Richard Hecht and Roger Friedland described one incident at Birzeit in June 1983, where nationalist students prepared a demonstration to mark the one-year anniversary of the 1982 Israeli invasion of Lebanon: "the event ended in a brawl, with nationalists and Islamicists using fists, knives, and chains against each other. As the Brothers fled into the adjacent Christian village, they were set upon by its residents as well. According to the pro-PLO students, squads of Muslim Brothers had been sent from the Islamic University of Gaza to break up the anniversasry. For their part, the Muslim students claimed not only that the nationalists had prevented them from holding their own demonstration, but that Birzeit University was particularly hostile to Muslim students, colluding with the nationalists out of 'Phalangist hatred'... The following fall, Muslim students drove an automobile right through the university cafeteria's wall, followed by a phalanx of Islamic militants who attacked PLO supporters with rods and knives."

== Islamic University of Gaza ==
In February 1981, the Israeli Military Governorate summoned seven of the thirteen members of the university's senate to a meeting, allegedly at the request of the Mujama al-Islamiya. During the meeting, all seven members, who were pro-Fatah, were forced to resign.

According to Israeli researchers Shaul Mishal and Avraham Sela, Mujama al-Islamiya sought to wage "an 'internal jihad' to impose the rules of Islam on the society." Following its takeover of the university, Mujama al-Islamiya would appoint its own supporters to faculty positions and would enforce a strict conservative code of conduct on students and staff, including segregation of men and women, imposition of an Islamist dress code, as well as beatings and public humiliations of nationalist and leftist supporters. Mujama al-Islamiya also began to use the campus grounds as a location to store handheld weapons which it planned to use against leftist Palestinians.

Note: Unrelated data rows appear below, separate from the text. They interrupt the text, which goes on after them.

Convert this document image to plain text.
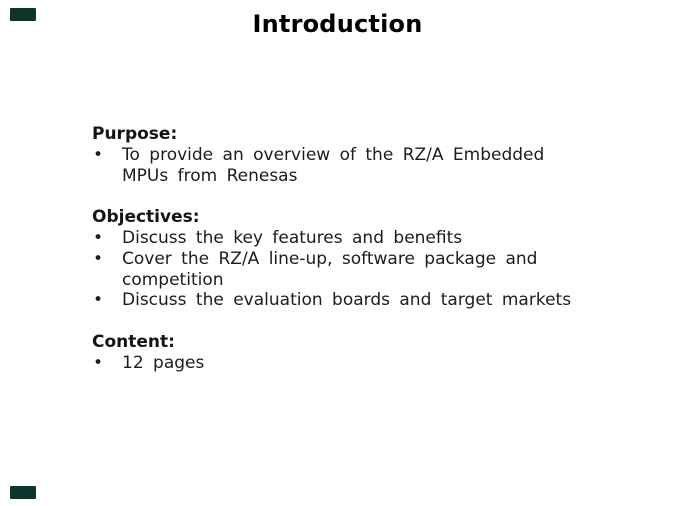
Introduction
Purpose:
• To provide an overview of the RZ/A Embedded MPUs from Renesas
Objectives:
• Discuss the key features and benefits
• Cover the RZ/A line-up, software package and competition
• Discuss the evaluation boards and target markets
Content:
• 12 pages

According to Israeli researcher Barry Rubin, by the mid-1980s, the Islamic University had become the only Palestinian university in which Fatah was "a marginal force." In the January 1983 student elections, the Islamist bloc won 51% of the vote. In 1986, the Islamist bloc won over 60% of the vote.

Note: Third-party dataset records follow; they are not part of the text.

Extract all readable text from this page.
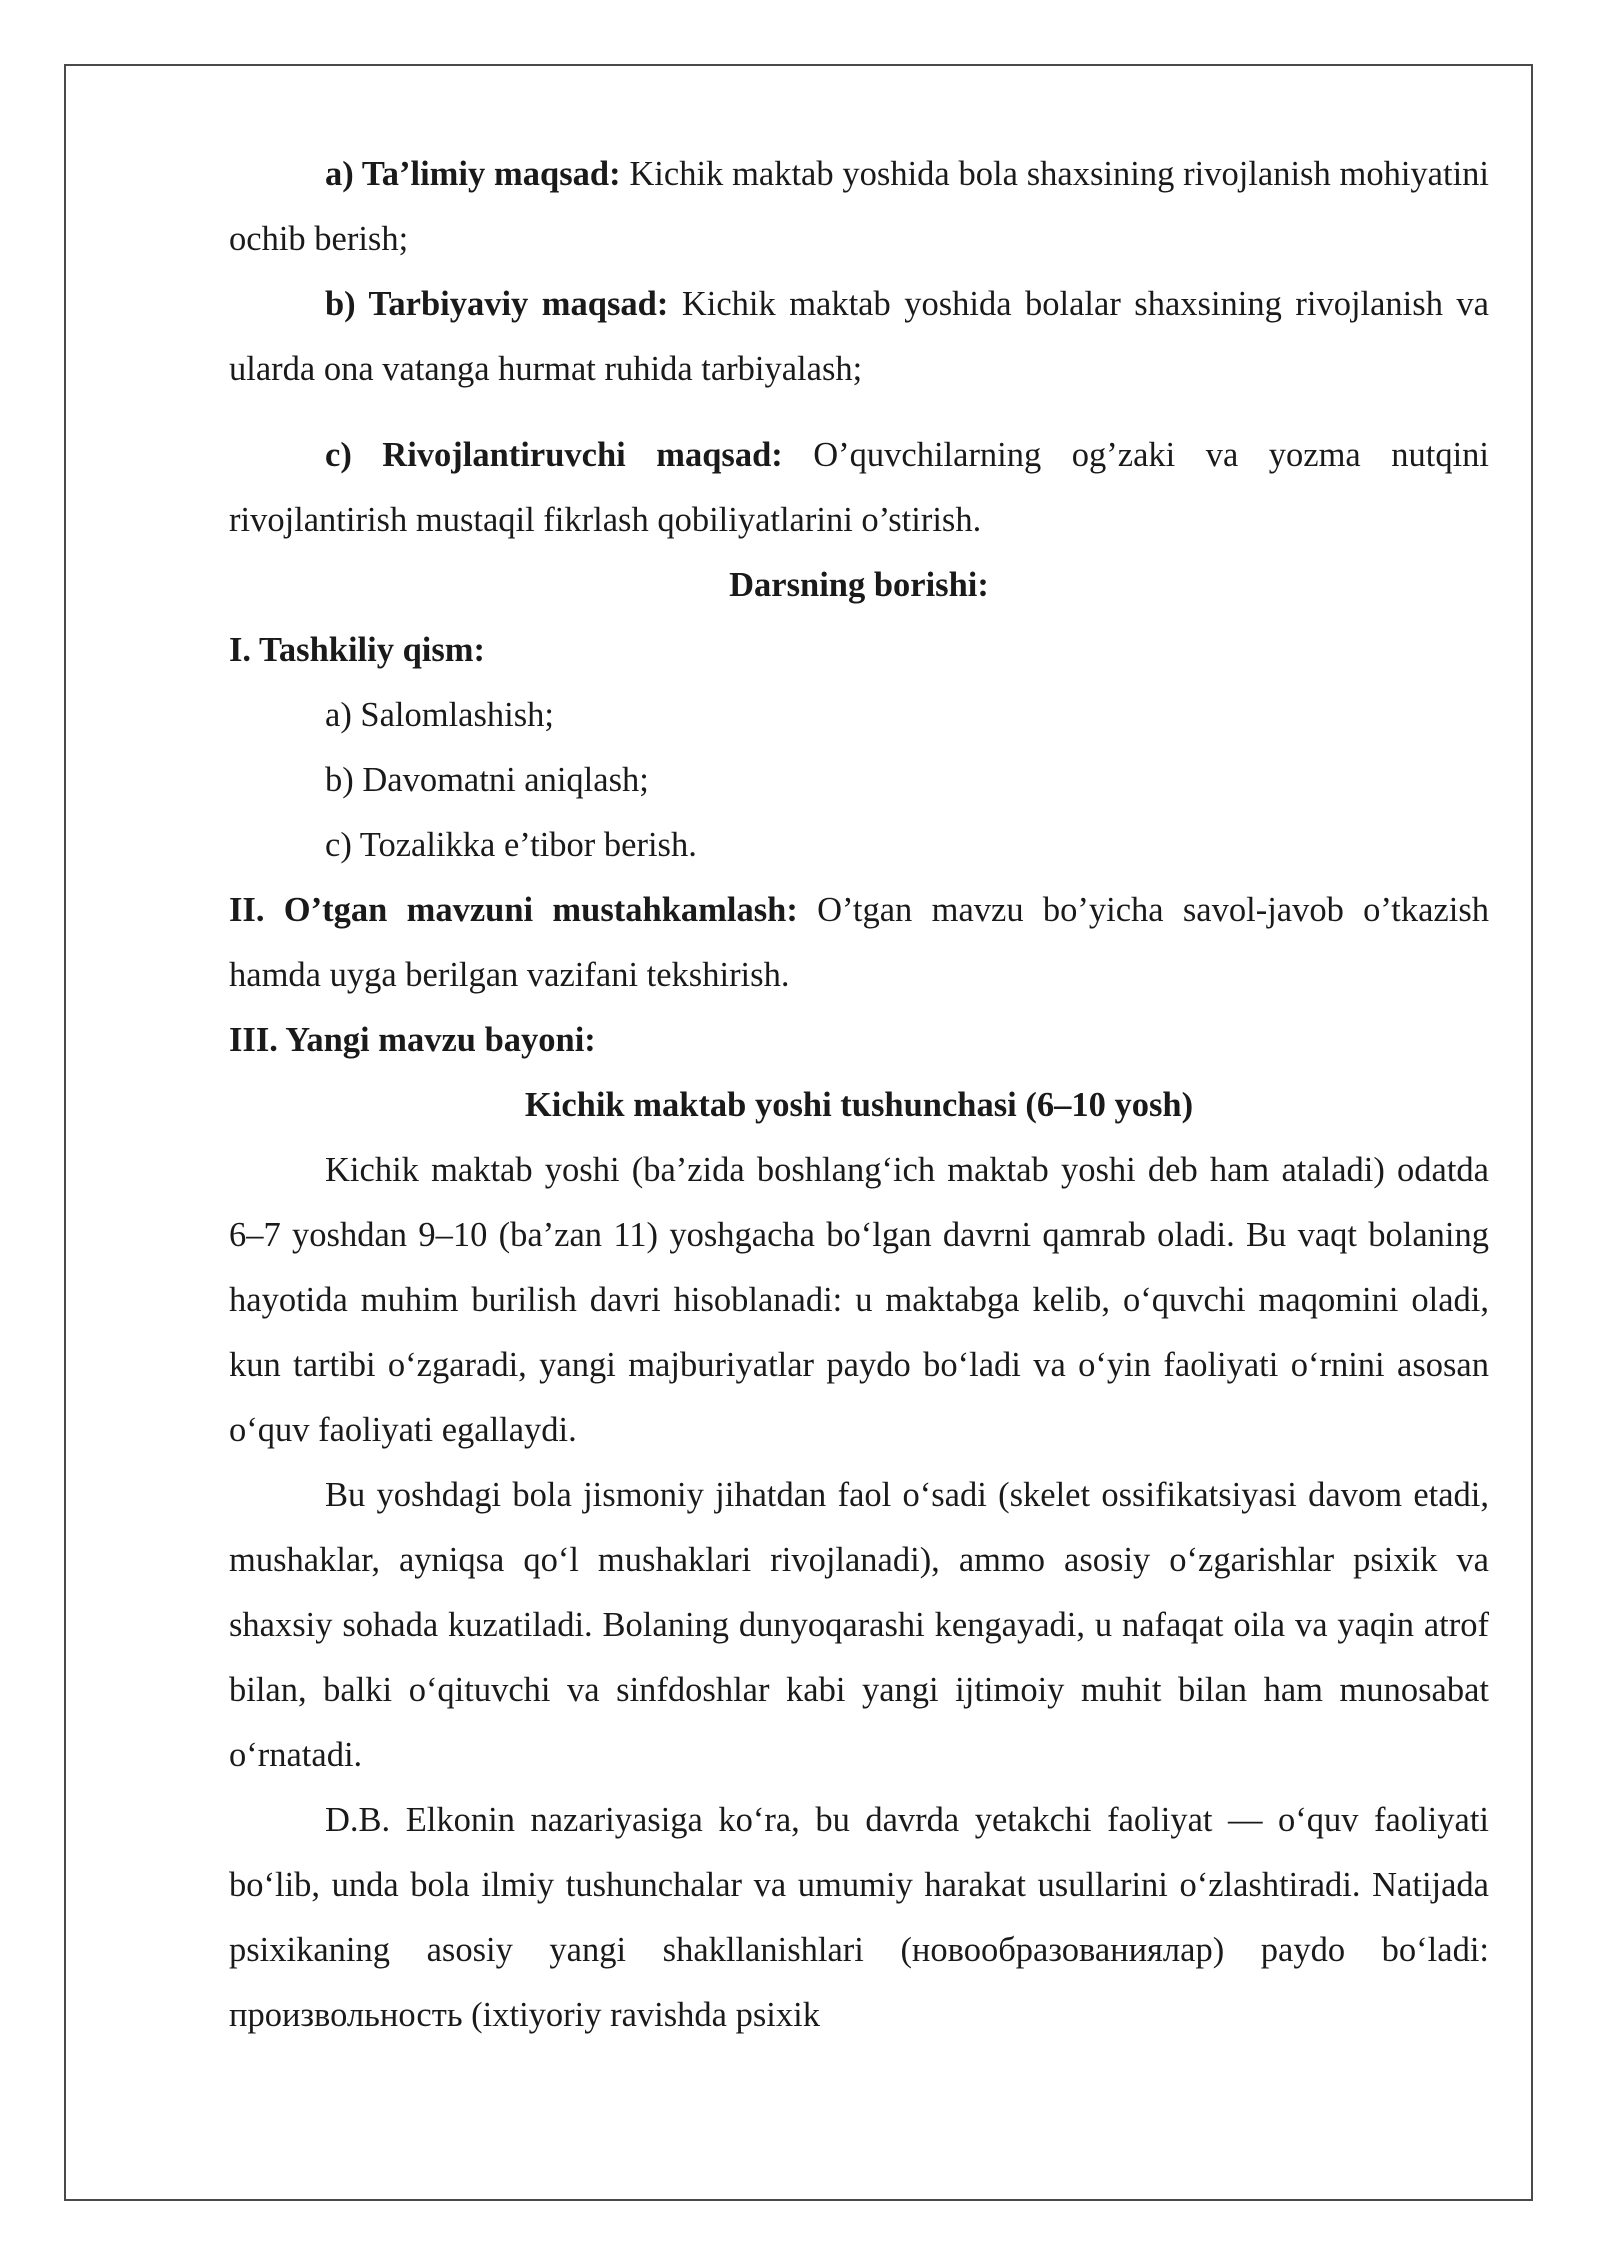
a) Ta’limiy maqsad: Kichik maktab yoshida bola shaxsining rivojlanish mohiyatini ochib berish;

b) Tarbiyaviy maqsad: Kichik maktab yoshida bolalar shaxsining rivojlanish va ularda ona vatanga hurmat ruhida tarbiyalash;

c) Rivojlantiruvchi maqsad: O’quvchilarning og’zaki va yozma nutqini rivojlantirish mustaqil fikrlash qobiliyatlarini o’stirish.

Darsning borishi:

I. Tashkiliy qism:

a) Salomlashish;

b) Davomatni aniqlash;

c) Tozalikka e’tibor berish.

II. O’tgan mavzuni mustahkamlash: O’tgan mavzu bo’yicha savol-javob o’tkazish hamda uyga berilgan vazifani tekshirish.

III. Yangi mavzu bayoni:

Kichik maktab yoshi tushunchasi (6–10 yosh)

Kichik maktab yoshi (ba’zida boshlang‘ich maktab yoshi deb ham ataladi) odatda 6–7 yoshdan 9–10 (ba’zan 11) yoshgacha bo‘lgan davrni qamrab oladi. Bu vaqt bolaning hayotida muhim burilish davri hisoblanadi: u maktabga kelib, o‘quvchi maqomini oladi, kun tartibi o‘zgaradi, yangi majburiyatlar paydo bo‘ladi va o‘yin faoliyati o‘rnini asosan o‘quv faoliyati egallaydi.

Bu yoshdagi bola jismoniy jihatdan faol o‘sadi (skelet ossifikatsiyasi davom etadi, mushaklar, ayniqsa qo‘l mushaklari rivojlanadi), ammo asosiy o‘zgarishlar psixik va shaxsiy sohada kuzatiladi. Bolaning dunyoqarashi kengayadi, u nafaqat oila va yaqin atrof bilan, balki o‘qituvchi va sinfdoshlar kabi yangi ijtimoiy muhit bilan ham munosabat o‘rnatadi.

D.B. Elkonin nazariyasiga ko‘ra, bu davrda yetakchi faoliyat — o‘quv faoliyati bo‘lib, unda bola ilmiy tushunchalar va umumiy harakat usullarini o‘zlashtiradi. Natijada psixikaning asosiy yangi shakllanishlari (новообразованиялар) paydo bo‘ladi: произвольность (ixtiyoriy ravishda psixik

In June 1983, coinciding with the clash at Birzeit University, a major clash erupted between Islamist and nationalist students at the Islamic University. Over 200 students were injured during the fighting.

According to Israeli researchers Shaul Mishal and Avraham Sela, "the Mujamma's efforts to deepen its influence through lawful institutionalisation peaked with its successful takeover of the Islamic University in Gaza." According to Israeli researcher Barry Rubin, the conflict over the university was "the main feature" of the politicisation of Mujama al-Islamiya during the late 1970s, with "almost every key leader in Hamas subsequently" having passed through the university. According to Francesco Saverio Leopardi of Ca' Foscari University of Venice, the takover of the university "laid the foundations for broad, youthful popular support [for Mujama al-Islamiya] in Gaza."